After completing his secondary education here, he went to Arts College at Nashik where he took the degree of BA hons in 1947 in Sanskrit and Prakrit. During this time he supported himself by taking a job as a superintendent of a Jain Śvetāmbara Hostel and thus coming in contact with the Śvetāmbara community for the first time.

==Path to scholarship==
After graduation, he was invited to study with Pandit Sukhlal Sanghavi, a renowned scholar belonging to the Sthanakvasi Jain tradition. His daily meeting with Sanghavi, involved not only a formal and rigorous instruction in Jain logic, but he was also exposed to Sanghavi's views on various sectarian debates and controversies. With Sukhlalji's encouragement he studied Pāli Canon and decided to continue his postgraduate studies in Sri Lanka, thus acquiring a thorough knowledge of Pali Canon and Buddhist scriptures. Here he became a Dharmananda Kosambi memorial Scholar and met B. R. Ambedkar (before his conversion to Buddhism) and was awarded Tripatakacarya degree in 1951 at the residence of the Prime Minister Senanayake. His years in Sri Lanka were the basis for his first publication in Gujarati, "Ceylonman Be Varsa" (Two years in Ceylon). It contains much information on the Theravada Buddhism philosophy and practices.

On returning he took up position as a lecturer in Ahmedabad and in 1952 he took up position as a lecturer in Pali in Benaras university.

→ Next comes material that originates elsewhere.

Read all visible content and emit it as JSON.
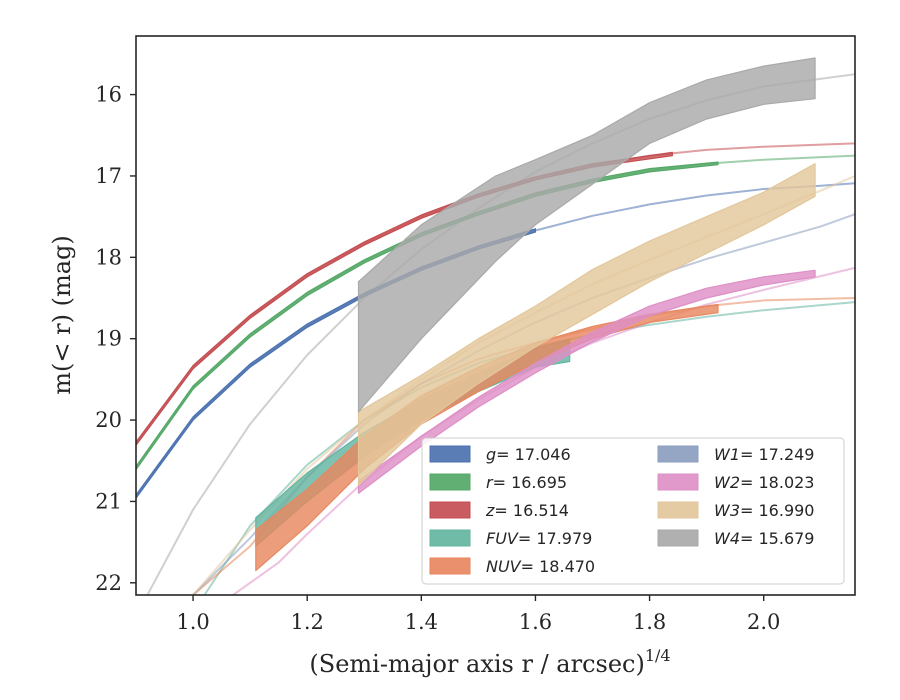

Subsequently he took up position as a lecturer in Pali and Sanskrit with SOAS, London from 1956 to 1957. There under John Borough's supervision he completed his Ph.D. in Buddhist work, Abhidharmadipa. From there he travelled to Burma, Indonesia, Cambodia and Thailand to collect various Buddhist manuscripts which he later edited and translated for Pali Text Society. Subsequently he moved to University of Michigan as professor of Indic Languages and Literature up to 1972. Thereafter from 1972 to 1994 he served as a professor of Buddhist studies in Department of South and Southeast Asian studies, University of Berkeley, California. After his retirement, he has continued as professor emeritus of the University. The University has constituted "Padmanabh S. Jaini Graduate Student Award in Buddhist Studies" that supports high-achieving graduate students in Buddhist Studies at UC Berkeley and honors Jaini's important legacy in the field of Buddhist studies.

==Works and publications==

A partial list of his published works:

- Jaini, Padmanabh (1998). "The Jaina Path of Purification" (First edition in 1979)
- Jaini, Padmanabh (1991). "Gender and Salvation: Jaina Debates on the Spiritual Liberation of Women"
- Jaini, Padmanabh (2000). "Collected Papers on Jaina Studies"
- Jaini, Padmanabh (2001). "Collected Papers on Buddhist Studies"
- Padmanabh Jaini & Mark Tully (2009). "Christianity and Jainism : An Interfaith Dialogue"

A partial list of works published by Pali text Society include:
- Subodhalankara: Porana-tika (Mahasami-tika)
- Apocryphal Birth-Stories (Pannasa-Jataka)
- Lokaneyyapakarana

His other works include "Abhidharma Buddhism to 150 A.D." published under Encyclopedia of Indian Philosophies series. His autobiography "Yogayoga: Memoirs of Professor Dr. Padmanabh S. Jaini" is translated by Amit Joharapurkar in Marathi. His life and work was narrated in the biographical book ":Charitra Tyanche Paha Jara (चरित्र त्यांचे पहा जरा)" in Marathi.